Her mind was no better. Not only had she begun to question her reasons for coming to Maple Hill, she was starting to question Captain Shays as well. No sooner did she decide Reuben had a right to keep his oxen than she also decided Nathan had the right to collect the debts owed him. The moment she determined Nathan was the enemy and should be treated as one, she realized he was just as much a citizen of Massachusetts as she was.
She laid the spoon down, took up a large fork, and began rubbing it very hard. She didn’t want to think about it. Everyone would be better served if she kept her mind on her work and off Nathan Trent.
Nathan mounted the steps two at a time and went quickly to his room. He knew it was callous to desert Delilah so abruptly, albeit it was better to leave her with Lester than his Aunt Serena, but he didn’t want to be around her any more than necessary.
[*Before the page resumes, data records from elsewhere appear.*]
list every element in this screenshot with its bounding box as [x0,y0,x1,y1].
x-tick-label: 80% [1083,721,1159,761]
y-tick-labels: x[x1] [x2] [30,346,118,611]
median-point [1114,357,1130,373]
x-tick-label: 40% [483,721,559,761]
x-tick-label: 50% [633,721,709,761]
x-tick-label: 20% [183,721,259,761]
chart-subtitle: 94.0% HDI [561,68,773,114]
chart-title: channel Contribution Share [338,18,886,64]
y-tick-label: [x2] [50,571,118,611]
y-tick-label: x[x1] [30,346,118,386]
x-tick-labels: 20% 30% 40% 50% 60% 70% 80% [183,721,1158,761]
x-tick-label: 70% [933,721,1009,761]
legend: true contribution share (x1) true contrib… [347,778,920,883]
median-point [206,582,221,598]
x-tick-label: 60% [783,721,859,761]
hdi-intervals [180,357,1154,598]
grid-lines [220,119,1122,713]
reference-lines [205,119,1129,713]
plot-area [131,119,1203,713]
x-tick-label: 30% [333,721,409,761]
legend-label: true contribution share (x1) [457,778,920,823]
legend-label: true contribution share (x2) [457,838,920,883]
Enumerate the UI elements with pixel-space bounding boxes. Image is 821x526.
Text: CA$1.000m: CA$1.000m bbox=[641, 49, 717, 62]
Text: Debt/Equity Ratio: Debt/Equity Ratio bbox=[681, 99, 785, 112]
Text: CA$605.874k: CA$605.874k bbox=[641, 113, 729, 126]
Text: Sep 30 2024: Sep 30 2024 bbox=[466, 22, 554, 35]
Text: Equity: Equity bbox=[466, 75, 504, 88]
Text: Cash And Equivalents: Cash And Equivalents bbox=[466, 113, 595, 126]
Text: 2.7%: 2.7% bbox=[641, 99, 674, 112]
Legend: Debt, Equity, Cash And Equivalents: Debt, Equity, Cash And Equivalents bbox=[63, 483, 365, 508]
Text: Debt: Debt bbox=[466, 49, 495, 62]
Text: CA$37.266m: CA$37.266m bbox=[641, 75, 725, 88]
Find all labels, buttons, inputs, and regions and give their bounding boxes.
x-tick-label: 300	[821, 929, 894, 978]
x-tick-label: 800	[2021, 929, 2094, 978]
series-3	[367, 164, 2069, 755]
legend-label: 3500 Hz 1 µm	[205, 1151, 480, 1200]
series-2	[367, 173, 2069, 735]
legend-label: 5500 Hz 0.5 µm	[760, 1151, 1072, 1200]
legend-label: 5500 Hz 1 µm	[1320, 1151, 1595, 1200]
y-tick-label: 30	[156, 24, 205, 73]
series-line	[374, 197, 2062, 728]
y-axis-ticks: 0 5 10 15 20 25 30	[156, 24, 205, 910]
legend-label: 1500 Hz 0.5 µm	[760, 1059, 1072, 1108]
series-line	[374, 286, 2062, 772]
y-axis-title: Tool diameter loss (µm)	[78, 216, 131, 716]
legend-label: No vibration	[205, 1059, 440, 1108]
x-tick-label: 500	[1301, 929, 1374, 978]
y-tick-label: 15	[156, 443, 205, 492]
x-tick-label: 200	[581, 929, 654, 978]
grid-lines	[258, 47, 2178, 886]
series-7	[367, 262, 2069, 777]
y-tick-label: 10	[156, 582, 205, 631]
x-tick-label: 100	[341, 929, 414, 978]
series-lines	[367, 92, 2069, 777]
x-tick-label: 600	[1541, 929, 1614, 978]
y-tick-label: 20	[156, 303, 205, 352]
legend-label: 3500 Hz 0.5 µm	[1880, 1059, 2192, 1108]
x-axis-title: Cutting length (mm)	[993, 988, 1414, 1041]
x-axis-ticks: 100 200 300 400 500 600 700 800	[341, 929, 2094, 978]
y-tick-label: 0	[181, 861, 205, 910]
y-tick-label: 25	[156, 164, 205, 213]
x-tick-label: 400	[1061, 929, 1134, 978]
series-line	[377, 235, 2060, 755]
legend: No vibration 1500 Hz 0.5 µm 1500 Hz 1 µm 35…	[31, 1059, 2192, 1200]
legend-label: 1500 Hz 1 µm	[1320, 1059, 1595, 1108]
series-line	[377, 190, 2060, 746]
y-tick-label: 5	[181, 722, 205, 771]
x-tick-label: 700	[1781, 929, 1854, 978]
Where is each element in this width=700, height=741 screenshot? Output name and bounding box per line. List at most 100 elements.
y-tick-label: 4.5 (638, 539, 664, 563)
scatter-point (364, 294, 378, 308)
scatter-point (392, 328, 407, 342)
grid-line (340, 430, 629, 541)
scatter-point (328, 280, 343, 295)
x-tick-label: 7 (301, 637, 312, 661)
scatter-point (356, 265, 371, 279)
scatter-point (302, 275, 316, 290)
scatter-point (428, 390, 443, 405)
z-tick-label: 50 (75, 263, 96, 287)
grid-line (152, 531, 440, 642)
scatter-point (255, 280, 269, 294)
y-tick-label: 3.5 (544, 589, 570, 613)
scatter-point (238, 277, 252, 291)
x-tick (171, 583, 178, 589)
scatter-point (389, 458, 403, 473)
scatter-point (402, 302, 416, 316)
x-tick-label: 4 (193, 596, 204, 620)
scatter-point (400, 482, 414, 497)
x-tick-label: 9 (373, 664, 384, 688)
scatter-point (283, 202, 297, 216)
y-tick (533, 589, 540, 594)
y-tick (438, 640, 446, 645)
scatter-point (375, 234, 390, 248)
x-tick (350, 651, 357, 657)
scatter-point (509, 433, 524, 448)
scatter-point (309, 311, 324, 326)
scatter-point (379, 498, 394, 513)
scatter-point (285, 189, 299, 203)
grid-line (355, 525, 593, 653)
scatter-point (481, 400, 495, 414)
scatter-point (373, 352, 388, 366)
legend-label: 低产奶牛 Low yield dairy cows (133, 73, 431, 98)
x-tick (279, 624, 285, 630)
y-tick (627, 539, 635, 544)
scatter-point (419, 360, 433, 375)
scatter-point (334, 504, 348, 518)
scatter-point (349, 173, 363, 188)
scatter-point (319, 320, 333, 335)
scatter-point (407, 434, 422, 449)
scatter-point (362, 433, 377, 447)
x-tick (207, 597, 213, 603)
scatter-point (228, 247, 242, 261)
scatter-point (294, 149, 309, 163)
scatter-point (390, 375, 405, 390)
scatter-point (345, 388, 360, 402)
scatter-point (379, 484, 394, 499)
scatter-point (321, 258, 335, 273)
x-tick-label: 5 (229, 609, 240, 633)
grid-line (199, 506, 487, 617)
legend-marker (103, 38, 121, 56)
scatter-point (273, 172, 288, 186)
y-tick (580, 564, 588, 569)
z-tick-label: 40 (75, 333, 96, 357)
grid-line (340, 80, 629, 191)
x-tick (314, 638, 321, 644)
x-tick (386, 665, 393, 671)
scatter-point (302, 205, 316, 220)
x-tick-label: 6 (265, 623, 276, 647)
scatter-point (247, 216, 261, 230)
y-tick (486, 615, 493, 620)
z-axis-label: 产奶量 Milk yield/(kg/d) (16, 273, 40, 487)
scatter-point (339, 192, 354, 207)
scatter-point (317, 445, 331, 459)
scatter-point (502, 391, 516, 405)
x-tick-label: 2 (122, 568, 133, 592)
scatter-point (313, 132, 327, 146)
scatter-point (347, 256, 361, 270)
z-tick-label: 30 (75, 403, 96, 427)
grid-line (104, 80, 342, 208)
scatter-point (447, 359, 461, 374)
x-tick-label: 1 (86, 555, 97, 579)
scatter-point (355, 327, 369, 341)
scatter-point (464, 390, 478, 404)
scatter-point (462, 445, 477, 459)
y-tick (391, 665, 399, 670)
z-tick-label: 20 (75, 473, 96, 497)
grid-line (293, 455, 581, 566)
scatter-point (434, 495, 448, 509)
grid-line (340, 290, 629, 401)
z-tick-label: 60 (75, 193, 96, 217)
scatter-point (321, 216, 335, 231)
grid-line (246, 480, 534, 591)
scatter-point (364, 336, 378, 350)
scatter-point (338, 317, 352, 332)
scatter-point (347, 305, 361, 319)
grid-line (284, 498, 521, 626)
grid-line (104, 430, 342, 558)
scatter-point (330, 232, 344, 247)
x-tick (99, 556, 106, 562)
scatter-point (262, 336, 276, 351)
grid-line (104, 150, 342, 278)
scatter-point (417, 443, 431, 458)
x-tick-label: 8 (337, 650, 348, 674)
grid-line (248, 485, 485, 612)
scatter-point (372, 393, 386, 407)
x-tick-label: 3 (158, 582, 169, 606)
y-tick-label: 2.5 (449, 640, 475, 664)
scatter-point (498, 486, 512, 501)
She was too damned enchanting. As long as it was only a matter of physical attraction, there was a chance he could control his interest. He had known many beautiful women in London, some more beautiful than Delilah. Realizing they were beyond his reach had made it possible for him to think of them without uncontrollable longing and desire.
He pulled his clothes off and, in his haste to change and be gone, unceremoniously tossed the discarded garments on the floor. He wanted to be out of the house before Priscilla had a chance to corner him. That was one woman he did look upon with longing and desire—a longing to get away from her and a desire never to see her again. He reached into the cupboard for one of the two clean shirts left there.
For all practical purposes, Delilah was just as much out of his reach as any grand lady in London, but he had been thinking of her lustfully from the moment he had set eyes on her. He didn’t know how he was going to get through the next four months. He couldn’t stay away from home all the time.
Maybe he could go to Boston and see what was happening in the General Court. No, he had to stay closer to Maple Hill and put his estate in order. And that meant putting Delilah out of his thoughts.
But he found himself bedazzled by a pair of dark blue eyes. There was nothing special about them. There must be thousands like them in Massachusetts. Still, something about this pair would not let him go. And, of course, her mouth was too wide. She had only smiled once, but instead of thinking her smile showed too many teeth for classic beauty, he had wanted only to know what had made her smile, and had wanted to see her smile again.